The footnotes section is fun too -- there's an online addendum to the footnotes, a sort of "living footnotes" that I haven't read. Footnotes are like pre-cursors to blogs: outgoing links from the book, and slightly on/off topic comments about the "meat" of the book.

Here's some interesting quotes, excerpts, etc.:

  • "The free prize is the element that transcends the utility of the original idea and adds a special, unique element worth paying extra for, worth commenting on."
  • On product differentiation:
    Differentiation is the act of making your products different from the competition (and each other) so that people pick you. But differentiation is selfish. It assumes that people are interested enough in your field to seek you out, to compare the options and to make a smart choice.

    The implication, obviously, being that people aren't all those thing.

  • A free prize in cake mixes:
    Betty Crocker was unable to convert housewives to cake mixes until they left out the powdered egg from the mix. As soon as the mix did less -- you had to add your own egg -- women embraced the idea of saving some of the hassle of baking. The free prize inside the cake mix was the fact that you still felt like you were being a good housewife, because you did more than just stir up the mix.
  • "If people aren't blown away, they won't talk about [your product/service/etc]. If they don't talk about it, it doesn't spread fast enough to help you grow."
  • "The time to start is now. Hey, you're going to go to work anyway. Why not do something great while you're there!"
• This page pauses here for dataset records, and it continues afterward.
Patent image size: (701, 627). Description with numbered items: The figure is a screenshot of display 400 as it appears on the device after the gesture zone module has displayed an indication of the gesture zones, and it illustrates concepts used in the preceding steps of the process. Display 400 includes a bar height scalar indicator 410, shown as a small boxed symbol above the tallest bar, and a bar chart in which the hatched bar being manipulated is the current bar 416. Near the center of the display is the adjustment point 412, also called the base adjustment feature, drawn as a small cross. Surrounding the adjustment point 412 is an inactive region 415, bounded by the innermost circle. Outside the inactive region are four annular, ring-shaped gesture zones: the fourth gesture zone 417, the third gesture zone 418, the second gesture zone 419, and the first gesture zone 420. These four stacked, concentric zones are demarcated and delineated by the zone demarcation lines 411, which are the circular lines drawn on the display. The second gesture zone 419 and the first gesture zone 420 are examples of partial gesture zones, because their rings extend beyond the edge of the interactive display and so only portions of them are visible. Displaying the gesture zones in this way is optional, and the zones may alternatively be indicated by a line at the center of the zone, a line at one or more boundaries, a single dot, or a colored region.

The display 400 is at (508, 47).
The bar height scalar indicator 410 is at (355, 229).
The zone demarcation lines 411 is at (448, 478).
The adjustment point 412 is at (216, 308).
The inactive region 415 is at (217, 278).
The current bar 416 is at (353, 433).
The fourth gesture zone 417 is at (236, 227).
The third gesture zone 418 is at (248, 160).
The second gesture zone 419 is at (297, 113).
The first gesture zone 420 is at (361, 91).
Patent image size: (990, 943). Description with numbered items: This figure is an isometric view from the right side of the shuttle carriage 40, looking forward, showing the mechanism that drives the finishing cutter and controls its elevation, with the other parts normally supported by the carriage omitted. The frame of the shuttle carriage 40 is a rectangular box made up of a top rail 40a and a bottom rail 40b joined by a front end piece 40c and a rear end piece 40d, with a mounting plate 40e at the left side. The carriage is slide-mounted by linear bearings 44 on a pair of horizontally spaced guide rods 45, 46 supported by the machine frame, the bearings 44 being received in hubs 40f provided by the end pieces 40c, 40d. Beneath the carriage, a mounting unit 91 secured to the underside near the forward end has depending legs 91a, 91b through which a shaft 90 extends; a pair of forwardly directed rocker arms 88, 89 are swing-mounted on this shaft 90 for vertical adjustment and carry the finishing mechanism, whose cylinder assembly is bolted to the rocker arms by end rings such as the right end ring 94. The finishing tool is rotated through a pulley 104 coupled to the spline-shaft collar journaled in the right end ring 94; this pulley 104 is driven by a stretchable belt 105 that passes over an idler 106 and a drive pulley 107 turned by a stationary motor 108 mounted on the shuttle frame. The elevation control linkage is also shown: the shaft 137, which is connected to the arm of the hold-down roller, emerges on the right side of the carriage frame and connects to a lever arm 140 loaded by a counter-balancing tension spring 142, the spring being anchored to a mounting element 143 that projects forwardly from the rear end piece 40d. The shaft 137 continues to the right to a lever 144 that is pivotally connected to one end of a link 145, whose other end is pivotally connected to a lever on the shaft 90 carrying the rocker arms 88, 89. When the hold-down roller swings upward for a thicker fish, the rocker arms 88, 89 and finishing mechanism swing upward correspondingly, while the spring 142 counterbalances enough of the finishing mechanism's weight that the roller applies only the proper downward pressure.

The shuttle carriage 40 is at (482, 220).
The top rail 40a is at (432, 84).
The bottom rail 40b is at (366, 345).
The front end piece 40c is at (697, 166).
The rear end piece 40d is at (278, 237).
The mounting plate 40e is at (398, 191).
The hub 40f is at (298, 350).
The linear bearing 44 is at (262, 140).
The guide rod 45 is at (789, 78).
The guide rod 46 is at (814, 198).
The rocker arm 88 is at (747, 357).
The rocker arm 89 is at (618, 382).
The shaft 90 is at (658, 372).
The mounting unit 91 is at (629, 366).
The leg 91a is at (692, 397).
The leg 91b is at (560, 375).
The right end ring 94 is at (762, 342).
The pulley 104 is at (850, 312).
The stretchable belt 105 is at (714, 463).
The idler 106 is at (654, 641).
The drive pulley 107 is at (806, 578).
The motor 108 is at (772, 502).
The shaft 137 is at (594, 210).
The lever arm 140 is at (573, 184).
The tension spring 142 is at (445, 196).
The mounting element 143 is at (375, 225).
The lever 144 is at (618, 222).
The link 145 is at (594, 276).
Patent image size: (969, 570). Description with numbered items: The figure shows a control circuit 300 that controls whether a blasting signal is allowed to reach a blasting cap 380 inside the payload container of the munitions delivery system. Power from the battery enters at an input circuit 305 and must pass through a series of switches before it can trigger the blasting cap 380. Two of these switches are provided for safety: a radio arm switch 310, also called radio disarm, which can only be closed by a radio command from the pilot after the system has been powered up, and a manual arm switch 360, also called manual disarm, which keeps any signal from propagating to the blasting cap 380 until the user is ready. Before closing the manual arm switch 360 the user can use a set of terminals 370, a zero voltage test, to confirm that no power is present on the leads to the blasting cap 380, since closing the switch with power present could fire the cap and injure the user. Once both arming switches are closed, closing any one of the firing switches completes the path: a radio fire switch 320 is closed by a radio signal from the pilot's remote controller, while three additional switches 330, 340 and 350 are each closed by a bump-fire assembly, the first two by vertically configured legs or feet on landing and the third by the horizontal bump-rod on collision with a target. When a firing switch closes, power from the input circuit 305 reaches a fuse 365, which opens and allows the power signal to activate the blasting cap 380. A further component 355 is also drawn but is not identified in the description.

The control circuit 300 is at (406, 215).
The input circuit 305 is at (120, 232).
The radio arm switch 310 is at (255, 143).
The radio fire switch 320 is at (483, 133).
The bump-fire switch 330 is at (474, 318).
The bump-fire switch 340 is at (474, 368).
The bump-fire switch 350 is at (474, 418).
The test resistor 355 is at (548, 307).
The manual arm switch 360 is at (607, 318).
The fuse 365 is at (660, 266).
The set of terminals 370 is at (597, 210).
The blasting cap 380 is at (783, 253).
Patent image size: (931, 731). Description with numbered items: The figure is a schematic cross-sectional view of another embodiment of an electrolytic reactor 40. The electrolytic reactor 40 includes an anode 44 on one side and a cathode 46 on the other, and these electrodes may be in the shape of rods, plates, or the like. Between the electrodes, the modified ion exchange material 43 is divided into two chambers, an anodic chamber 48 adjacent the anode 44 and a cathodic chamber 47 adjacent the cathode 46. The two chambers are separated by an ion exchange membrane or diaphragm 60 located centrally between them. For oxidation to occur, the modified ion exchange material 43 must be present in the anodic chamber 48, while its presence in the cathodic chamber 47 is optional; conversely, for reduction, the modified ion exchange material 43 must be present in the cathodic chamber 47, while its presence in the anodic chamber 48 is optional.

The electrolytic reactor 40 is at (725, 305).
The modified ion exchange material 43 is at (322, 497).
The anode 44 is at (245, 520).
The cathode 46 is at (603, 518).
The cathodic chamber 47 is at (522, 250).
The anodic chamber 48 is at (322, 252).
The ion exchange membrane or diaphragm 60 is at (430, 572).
The chapter on championing is, perhaps, the most useful in the whole book. It's hard to summarize it, but it really does boil down to what you'd expect a "champion" to be.

In the software industry, companies occasionally have evangelists whose primary job is to hype the product in the field; usually, it's large, successful, cult companies that have these (Microsoft, Sun, Apple?). Being a champion sounds like an inner-company version of an evangelist.